Changes in axonally transported proteins in the mature and developing rat nervous system during early stages of methyl mercury exposure.

It was established by means of SDS polyacrylamide gel electrophoresis that direct injections of methyl mercury (10 micrograms Hg) into the mature rat vitreous body of the eye decrease protein synthesis in the retina and optic nerve at 4 hours after injection. Although the global spectrum of polypeptides did not change, a specific decrease in the volume of polypeptides of 20-23 K daltons molecular weight was evident. Conversely, systemic exposure to methyl mercury resulted in increased protein synthesis of polypeptides of 20-23 K molecular weight both in adult (8 mgHg/kg/day for 8 days) and neonatal rats (2 mgHg/kg/day for 10 days). In addition, specific changes in the volume of polypeptides 75-90 K molecular weight were noted in sciatic nerves of neonatal rats.
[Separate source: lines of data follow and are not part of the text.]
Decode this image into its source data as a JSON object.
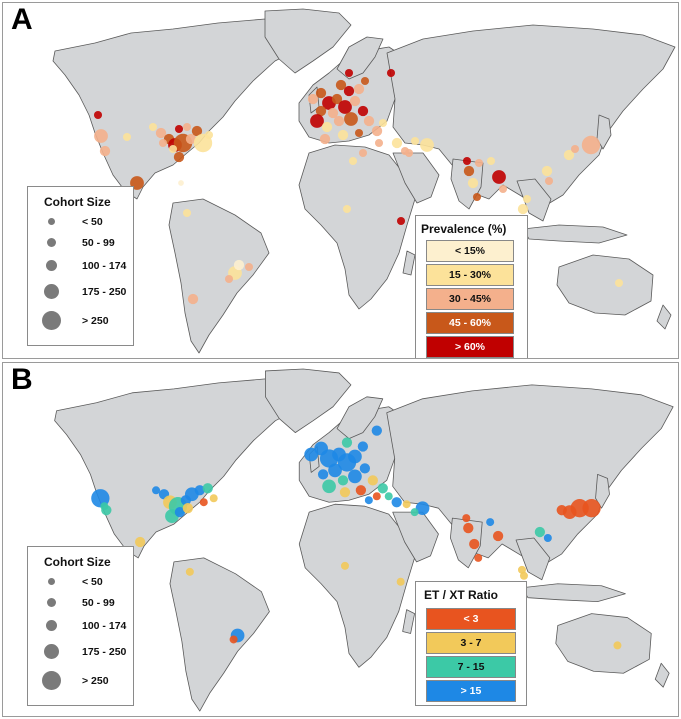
{
  "panels": [
    {
      "letter": "A",
      "size_legend": {
        "title": "Cohort Size",
        "items": [
          "< 50",
          "50 - 99",
          "100 - 174",
          "175 - 250",
          "> 250"
        ]
      },
      "color_legend": {
        "title": "Prevalence (%)",
        "items": [
          {
            "label": "< 15%",
            "color": "#fdf0cf"
          },
          {
            "label": "15 - 30%",
            "color": "#fce29a"
          },
          {
            "label": "30 - 45%",
            "color": "#f4b08c"
          },
          {
            "label": "45 - 60%",
            "color": "#c8581a"
          },
          {
            "label": "> 60%",
            "color": "#c00000"
          }
        ]
      }
    },
    {
      "letter": "B",
      "size_legend": {
        "title": "Cohort Size",
        "items": [
          "< 50",
          "50 - 99",
          "100 - 174",
          "175 - 250",
          "> 250"
        ]
      },
      "color_legend": {
        "title": "ET / XT Ratio",
        "items": [
          {
            "label": "< 3",
            "color": "#e8541f"
          },
          {
            "label": "3 - 7",
            "color": "#f2c95a"
          },
          {
            "label": "7 - 15",
            "color": "#3cc9a6"
          },
          {
            "label": "> 15",
            "color": "#1e88e5"
          }
        ]
      }
    }
  ],
  "style": {
    "land": "#d3d5d7",
    "coast": "#5a5a5a",
    "sea": "#ffffff"
  }
}
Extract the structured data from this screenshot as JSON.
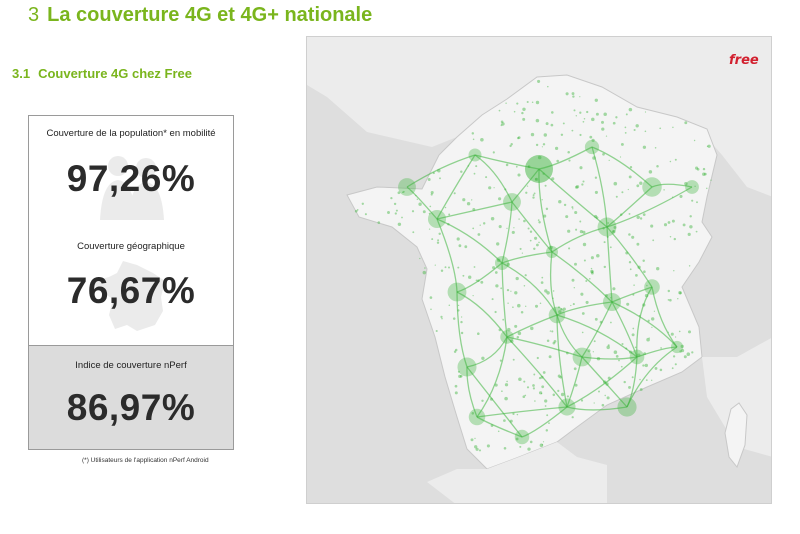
{
  "section": {
    "number": "3",
    "title": "La couverture 4G et 4G+ nationale"
  },
  "subsection": {
    "number": "3.1",
    "title": "Couverture 4G chez Free"
  },
  "stats": [
    {
      "label": "Couverture de la population* en mobilité",
      "value": "97,26%",
      "icon": "population-icon"
    },
    {
      "label": "Couverture géographique",
      "value": "76,67%",
      "icon": "france-map-icon"
    },
    {
      "label": "Indice de couverture nPerf",
      "value": "86,97%",
      "icon": ""
    }
  ],
  "footnote": "(*) Utilisateurs de l'application nPerf Android",
  "map": {
    "brand": "free",
    "brand_color": "#d2202f",
    "coverage_color": "#3cb43c",
    "land_color": "#f1f1f1",
    "sea_color": "#dedede"
  },
  "colors": {
    "accent": "#7ab51d"
  }
}
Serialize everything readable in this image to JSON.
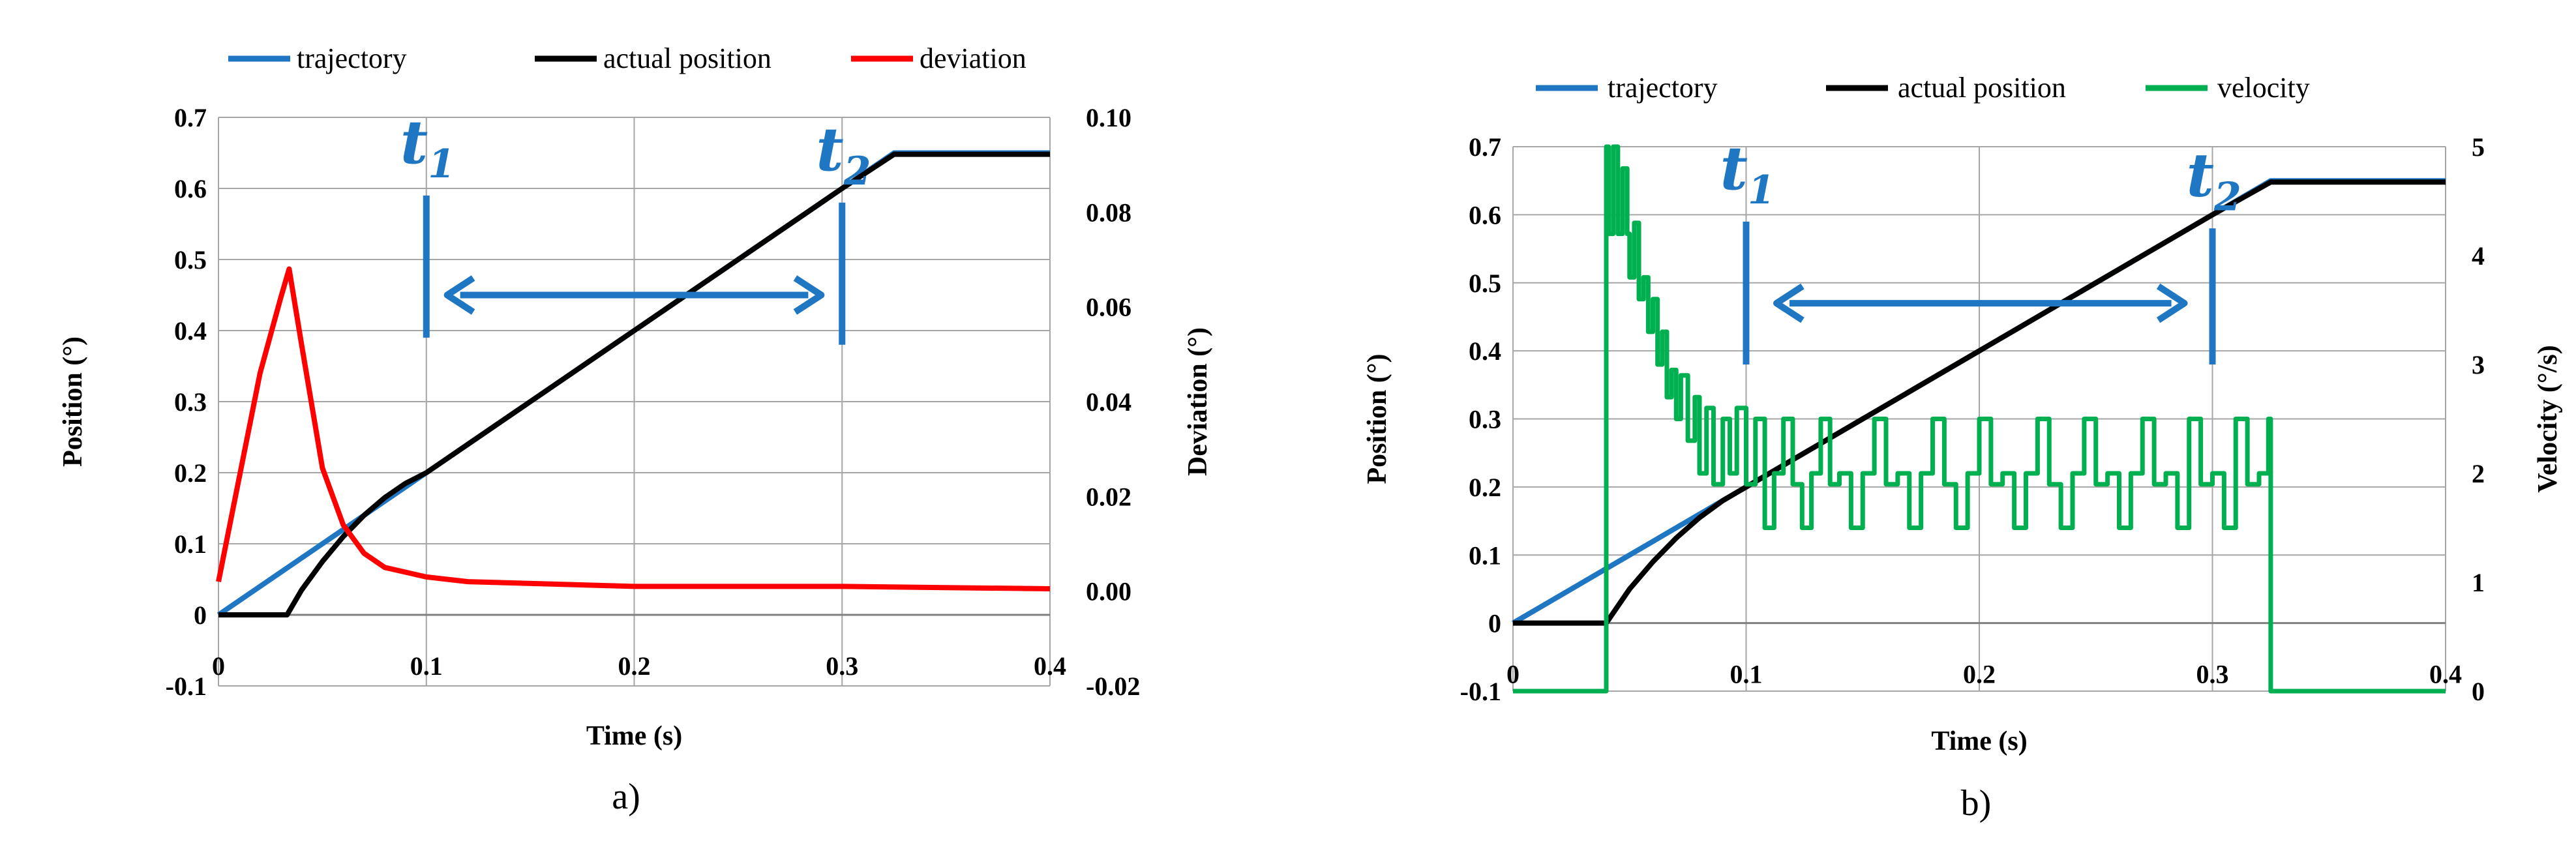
{
  "chart_data": [
    {
      "type": "line",
      "panel_label": "a)",
      "xlabel": "Time (s)",
      "ylabel": "Position (°)",
      "y2label": "Deviation (°)",
      "xlim": [
        0,
        0.4
      ],
      "ylim": [
        -0.1,
        0.7
      ],
      "y2lim": [
        -0.02,
        0.1
      ],
      "x_ticks": [
        "0",
        "0.1",
        "0.2",
        "0.3",
        "0.4"
      ],
      "y_ticks": [
        "-0.1",
        "0",
        "0.1",
        "0.2",
        "0.3",
        "0.4",
        "0.5",
        "0.6",
        "0.7"
      ],
      "y2_ticks": [
        "-0.02",
        "0.00",
        "0.02",
        "0.04",
        "0.06",
        "0.08",
        "0.10"
      ],
      "grid": true,
      "legend_position": "top",
      "markers": {
        "t1": {
          "x": 0.1,
          "label": "t",
          "sub": "1",
          "y_from": 0.39,
          "y_to": 0.59
        },
        "t2": {
          "x": 0.3,
          "label": "t",
          "sub": "2",
          "y_from": 0.38,
          "y_to": 0.58
        },
        "arrow": {
          "x_from": 0.11,
          "x_to": 0.29,
          "y": 0.45
        },
        "color": "#1f77c4"
      },
      "series": [
        {
          "name": "trajectory",
          "axis": "left",
          "color": "#1f77c4",
          "x": [
            0,
            0.05,
            0.1,
            0.15,
            0.2,
            0.25,
            0.3,
            0.325,
            0.4
          ],
          "y": [
            0,
            0.1,
            0.2,
            0.3,
            0.4,
            0.5,
            0.6,
            0.65,
            0.65
          ]
        },
        {
          "name": "actual position",
          "axis": "left",
          "color": "#000000",
          "x": [
            0,
            0.033,
            0.04,
            0.05,
            0.06,
            0.07,
            0.08,
            0.09,
            0.1,
            0.15,
            0.2,
            0.25,
            0.3,
            0.325,
            0.4
          ],
          "y": [
            0,
            0,
            0.035,
            0.075,
            0.11,
            0.14,
            0.165,
            0.185,
            0.2,
            0.3,
            0.4,
            0.5,
            0.6,
            0.648,
            0.648
          ]
        },
        {
          "name": "deviation",
          "axis": "right",
          "color": "#ff0000",
          "x": [
            0,
            0.01,
            0.02,
            0.03,
            0.034,
            0.04,
            0.05,
            0.06,
            0.07,
            0.08,
            0.1,
            0.12,
            0.2,
            0.3,
            0.4
          ],
          "y": [
            0.002,
            0.024,
            0.046,
            0.062,
            0.068,
            0.052,
            0.026,
            0.014,
            0.008,
            0.005,
            0.003,
            0.002,
            0.001,
            0.001,
            0.0005
          ]
        }
      ]
    },
    {
      "type": "line",
      "panel_label": "b)",
      "xlabel": "Time (s)",
      "ylabel": "Position (°)",
      "y2label": "Velocity (°/s)",
      "xlim": [
        0,
        0.4
      ],
      "ylim": [
        -0.1,
        0.7
      ],
      "y2lim": [
        0,
        5
      ],
      "x_ticks": [
        "0",
        "0.1",
        "0.2",
        "0.3",
        "0.4"
      ],
      "y_ticks": [
        "-0.1",
        "0",
        "0.1",
        "0.2",
        "0.3",
        "0.4",
        "0.5",
        "0.6",
        "0.7"
      ],
      "y2_ticks": [
        "0",
        "1",
        "2",
        "3",
        "4",
        "5"
      ],
      "grid": true,
      "legend_position": "top",
      "markers": {
        "t1": {
          "x": 0.1,
          "label": "t",
          "sub": "1",
          "y_from": 0.38,
          "y_to": 0.59
        },
        "t2": {
          "x": 0.3,
          "label": "t",
          "sub": "2",
          "y_from": 0.38,
          "y_to": 0.58
        },
        "arrow": {
          "x_from": 0.113,
          "x_to": 0.288,
          "y": 0.47
        },
        "color": "#1f77c4"
      },
      "series": [
        {
          "name": "trajectory",
          "axis": "left",
          "color": "#1f77c4",
          "x": [
            0,
            0.05,
            0.1,
            0.15,
            0.2,
            0.25,
            0.3,
            0.325,
            0.4
          ],
          "y": [
            0,
            0.1,
            0.2,
            0.3,
            0.4,
            0.5,
            0.6,
            0.65,
            0.65
          ]
        },
        {
          "name": "actual position",
          "axis": "left",
          "color": "#000000",
          "x": [
            0,
            0.04,
            0.05,
            0.06,
            0.07,
            0.08,
            0.09,
            0.1,
            0.15,
            0.2,
            0.25,
            0.3,
            0.325,
            0.4
          ],
          "y": [
            0,
            0,
            0.05,
            0.09,
            0.125,
            0.155,
            0.18,
            0.2,
            0.3,
            0.4,
            0.5,
            0.6,
            0.648,
            0.648
          ]
        },
        {
          "name": "velocity",
          "axis": "right",
          "color": "#00b050",
          "x": [
            0,
            0.039,
            0.04,
            0.041,
            0.043,
            0.045,
            0.047,
            0.049,
            0.05,
            0.052,
            0.054,
            0.056,
            0.058,
            0.06,
            0.062,
            0.064,
            0.066,
            0.068,
            0.07,
            0.072,
            0.075,
            0.078,
            0.08,
            0.083,
            0.086,
            0.09,
            0.093,
            0.096,
            0.1,
            0.104,
            0.108,
            0.112,
            0.116,
            0.12,
            0.124,
            0.128,
            0.132,
            0.136,
            0.14,
            0.145,
            0.15,
            0.155,
            0.16,
            0.165,
            0.17,
            0.175,
            0.18,
            0.185,
            0.19,
            0.195,
            0.2,
            0.205,
            0.21,
            0.215,
            0.22,
            0.225,
            0.23,
            0.235,
            0.24,
            0.245,
            0.25,
            0.255,
            0.26,
            0.265,
            0.27,
            0.275,
            0.28,
            0.285,
            0.29,
            0.295,
            0.3,
            0.305,
            0.31,
            0.315,
            0.32,
            0.324,
            0.325,
            0.4
          ],
          "y": [
            0,
            0,
            5,
            4.2,
            5,
            4.2,
            4.8,
            4.2,
            3.8,
            4.3,
            3.6,
            3.8,
            3.3,
            3.6,
            3.0,
            3.3,
            2.7,
            2.95,
            2.5,
            2.9,
            2.3,
            2.7,
            2.0,
            2.6,
            1.9,
            2.5,
            2.0,
            2.6,
            1.9,
            2.5,
            1.5,
            2.0,
            2.5,
            1.9,
            1.5,
            2.0,
            2.5,
            1.9,
            2.0,
            1.5,
            2.0,
            2.5,
            1.9,
            2.0,
            1.5,
            2.0,
            2.5,
            1.9,
            1.5,
            2.0,
            2.5,
            1.9,
            2.0,
            1.5,
            2.0,
            2.5,
            1.9,
            1.5,
            2.0,
            2.5,
            1.9,
            2.0,
            1.5,
            2.0,
            2.5,
            1.9,
            2.0,
            1.5,
            2.5,
            1.9,
            2.0,
            1.5,
            2.5,
            1.9,
            2.0,
            2.5,
            0,
            0
          ]
        }
      ]
    }
  ]
}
These data are consistent with a bimodal response in protein synthesis following MeHg treatment. Local presence of MeHg following direct injection into the eye causes a reduction in protein synthesis, while chronic systemic exposure results in increased synthesis and transport of proteins in both mature and developing optic nerves and neonatal sciatic nerves. Thus, these systems possess the capacity to attempt regenerative processes through induction of a small subset of proteins known as GAPs (Growth-Associated Proteins) during the early stages of systemic methyl mercury exposure. These wide spread and system-specific changes are consistent with growth-specific functions during the early stages of methyl mercury exposure.